Basal Slip in Laves Phases: the Synchroshear Dislocation
Two different mechanisms have been reported in previous ab initio studies to describe basal slip in complex intermetallic Laves phases: synchroshear and undulating slip. To date, no clear answer has been given on which is the energetically favourable mechanism and whether either of them could effectively propagate as a dislocation. Using classical atomistic simulations supported by ab initio calculations, we remove the ambiguity and shows that the two mechanisms are, in fact, identical. Furthermore, we establish synchroshear as the mechanism for propagating dislocations within the basal plane in Laves phases.

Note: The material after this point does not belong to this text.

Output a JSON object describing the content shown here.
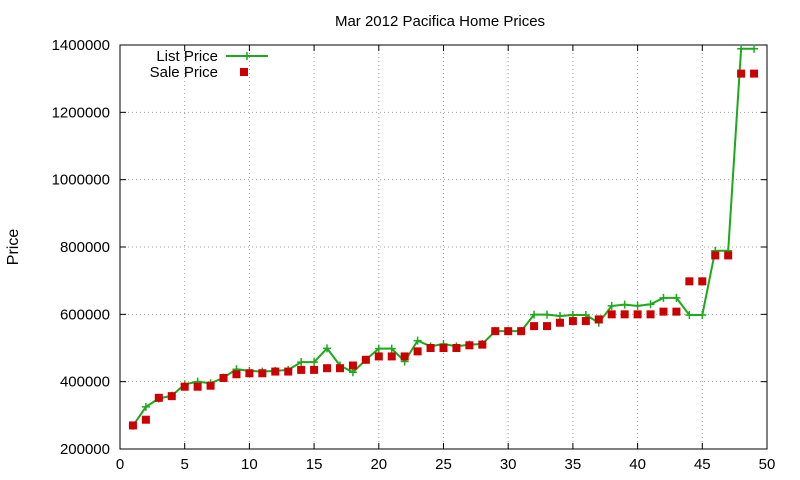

Fig. 1: Minimum energy path of the crystallographic shear and synchrosher in C14 Mg2Ca bulk Lave phase. Dislocation propagation in a C14 Mg2Ca nano-pillar by synchroshear mechanism.
[From Guénolé et al., under review, arXiv:1902.01646]
Basal Dislocations Interacting with Complex Precipitates in Mg Alloys
The mechanical properties of Mg-Al alloys are greatly influenced by the complex intermetallic phase Mg17Al12, which is the most dominant precipitate found in this alloy system. In this work, we perform atomistic studies of basal edge and 30 degrees dislocations interacting with Mg17Al12 precipitates of different sizes (D), shapes, orientations, and inter-precipitate spacing (L).
The present observations might be more generally relevant for dislocations interacting with semi- or incoherent precipitates.
Fig. 2: Stress field of a dislocation at the Mg-Mg17Al12 interface and in the Mg matrix.
[From Vaid, Guénolé et al., under review]